For many of us of a certain age (and in the case of these books, a fair bit older, as the first was written in the 1930s), these books were a childhood delight. For some, I'm sure, it influenced their decisions to become nurses (my own desire to emulate the main character, who is as red-headed as I am, lasted only until I thought about it for five minutes). But a part of me had always assumed that a) Boylston might be as much of a fiction as Caroline Keene (Nancy Drew) and/or b) this was totally made up.
Imagine my surprise on discovering that Helen Dore Boylston was actually a nurse, that she served as a nurse in WWI (I told you these dated way back), and that she wrote books besides this series and her Carol Page, Actress series.
Most notably, Boylston wrote a light little diary of her nursing experience in the Great War (yeah, remember when it was possible to think of a single war that was going to end all wars?).
I was struck by this memoir because, though there are allusions to nastiness, suffering, and the death of many people she knew, nurses and soldiers, there is one thing that overrides that and sets this apart from some men's memoirs of the war: she was happy there. And why? Because she was out in the world doing something interesting, exciting, and important. Yeah, not the usual fate of young women in 1917-18, and still less after the war.
Boylston had so much trouble settling into the expected ruts that after the war she went back to Europe with the Red Cross. There she met Rose Wilder Lane--yes, the daughter of Laura Ingalls Wilder, who was a writer before her mother was. That led to Travels With Zenobia, an account of the two women's 1926 trip by car from Paris to Albania (with their French maid, of course).
Boylston and Lane lived together for several years, first in Albania and then in the US. For a time it looked like she would be settling down for good on Rocky Ridge (the Wilder's farm in the Ozarks) and the two women would be writers together. Then the Great Depression hit.
Whatever happened besides financial strains, Boylston ended up back east, working as a nurse, which was probably a good thing for the writer. Sue Barton came out of those years and she found she could make a living off her writing.
Boylston denied that Sue was her, but I sure saw a lot of similarities between the two, including the tendency to charge headlong into things that won the author her nickname, Troub, as in Trouble. She did, of course, make Sue take a path she herself had rejected. Sue marries and has a family, and while she struggles with a sense that she's not using her talents or training, repeatedly decided that mothering is the most important job.

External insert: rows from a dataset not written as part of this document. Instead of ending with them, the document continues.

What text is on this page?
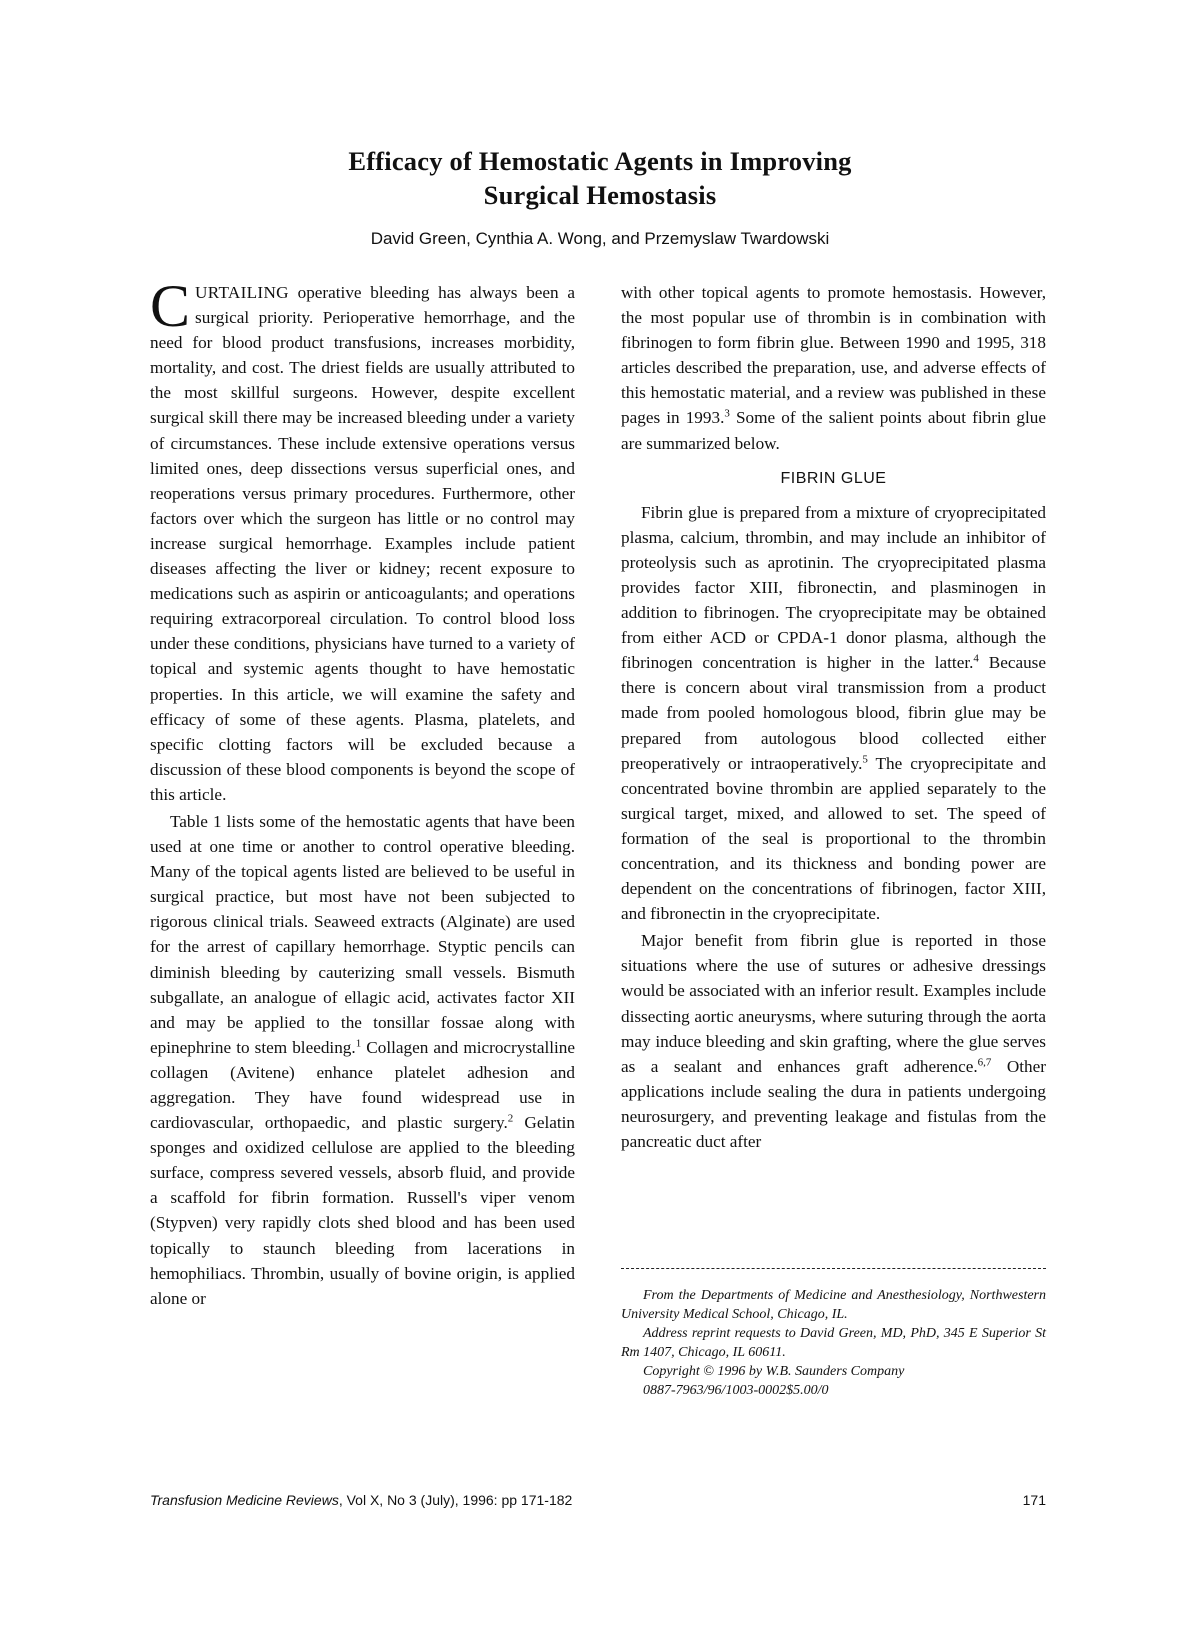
Efficacy of Hemostatic Agents in Improving
Surgical Hemostasis
David Green, Cynthia A. Wong, and Przemyslaw Twardowski

CURTAILING operative bleeding has always been a surgical priority. Perioperative hemorrhage, and the need for blood product transfusions, increases morbidity, mortality, and cost. The driest fields are usually attributed to the most skillful surgeons. However, despite excellent surgical skill there may be increased bleeding under a variety of circumstances. These include extensive operations versus limited ones, deep dissections versus superficial ones, and reoperations versus primary procedures. Furthermore, other factors over which the surgeon has little or no control may increase surgical hemorrhage. Examples include patient diseases affecting the liver or kidney; recent exposure to medications such as aspirin or anticoagulants; and operations requiring extracorporeal circulation. To control blood loss under these conditions, physicians have turned to a variety of topical and systemic agents thought to have hemostatic properties. In this article, we will examine the safety and efficacy of some of these agents. Plasma, platelets, and specific clotting factors will be excluded because a discussion of these blood components is beyond the scope of this article.

Table 1 lists some of the hemostatic agents that have been used at one time or another to control operative bleeding. Many of the topical agents listed are believed to be useful in surgical practice, but most have not been subjected to rigorous clinical trials. Seaweed extracts (Alginate) are used for the arrest of capillary hemorrhage. Styptic pencils can diminish bleeding by cauterizing small vessels. Bismuth subgallate, an analogue of ellagic acid, activates factor XII and may be applied to the tonsillar fossae along with epinephrine to stem bleeding.$^1$ Collagen and microcrystalline collagen (Avitene) enhance platelet adhesion and aggregation. They have found widespread use in cardiovascular, orthopaedic, and plastic surgery.$^2$ Gelatin sponges and oxidized cellulose are applied to the bleeding surface, compress severed vessels, absorb fluid, and provide a scaffold for fibrin formation. Russell's viper venom (Stypven) very rapidly clots shed blood and has been used topically to staunch bleeding from lacerations in hemophiliacs. Thrombin, usually of bovine origin, is applied alone or

with other topical agents to promote hemostasis. However, the most popular use of thrombin is in combination with fibrinogen to form fibrin glue. Between 1990 and 1995, 318 articles described the preparation, use, and adverse effects of this hemostatic material, and a review was published in these pages in 1993.$^3$ Some of the salient points about fibrin glue are summarized below.

FIBRIN GLUE

Fibrin glue is prepared from a mixture of cryoprecipitated plasma, calcium, thrombin, and may include an inhibitor of proteolysis such as aprotinin. The cryoprecipitated plasma provides factor XIII, fibronectin, and plasminogen in addition to fibrinogen. The cryoprecipitate may be obtained from either ACD or CPDA-1 donor plasma, although the fibrinogen concentration is higher in the latter.$^4$ Because there is concern about viral transmission from a product made from pooled homologous blood, fibrin glue may be prepared from autologous blood collected either preoperatively or intraoperatively.$^5$ The cryoprecipitate and concentrated bovine thrombin are applied separately to the surgical target, mixed, and allowed to set. The speed of formation of the seal is proportional to the thrombin concentration, and its thickness and bonding power are dependent on the concentrations of fibrinogen, factor XIII, and fibronectin in the cryoprecipitate.

Major benefit from fibrin glue is reported in those situations where the use of sutures or adhesive dressings would be associated with an inferior result. Examples include dissecting aortic aneurysms, where suturing through the aorta may induce bleeding and skin grafting, where the glue serves as a sealant and enhances graft adherence.$^{6,7}$ Other applications include sealing the dura in patients undergoing neurosurgery, and preventing leakage and fistulas from the pancreatic duct after

From the Departments of Medicine and Anesthesiology, Northwestern University Medical School, Chicago, IL.

Address reprint requests to David Green, MD, PhD, 345 E Superior St Rm 1407, Chicago, IL 60611.

Copyright © 1996 by W.B. Saunders Company

0887-7963/96/1003-0002$5.00/0

Transfusion Medicine Reviews, Vol X, No 3 (July), 1996: pp 171-182	171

I think the author sold out to the publishers on that one. Sue Barton and Carol Page were very early examples of what we now call Young Adult books (I've seen them also referred to as "girls' series" or "career books"). Anyone want to bet that, in addition to encouraging girls to pursue (suitable) careers, the publishers also wanted to reinforce traditional roles? The last of those books, which actually kind of leaves the question open of whether Sue will keep working, was published in 1952--a period when women were being strongly pushed back into the home after discovering independence (again) during the second World War.
For all that, Sue is a pretty remarkable woman for the time, one who never gives up entirely on her career, however much it takes a back seat to parenthood. A secondary character, Sue's friend Kitty, is even more interesting as she never appears to date men at all. I may need to read the Carol Page books to find out how Boylston handles it in those (all written during WWII, another period when women were being called on to do "men's jobs").
In all, I found my reading of both the fiction and the non-fiction both enjoyable and thought-provoking. For the author, that would be mission accomplished.
*The biographical information in this post has been gleaned from the book bios, the intro and afterword to Zenobia and Sister, and the Wikipedia article on Helen Dore Boylston.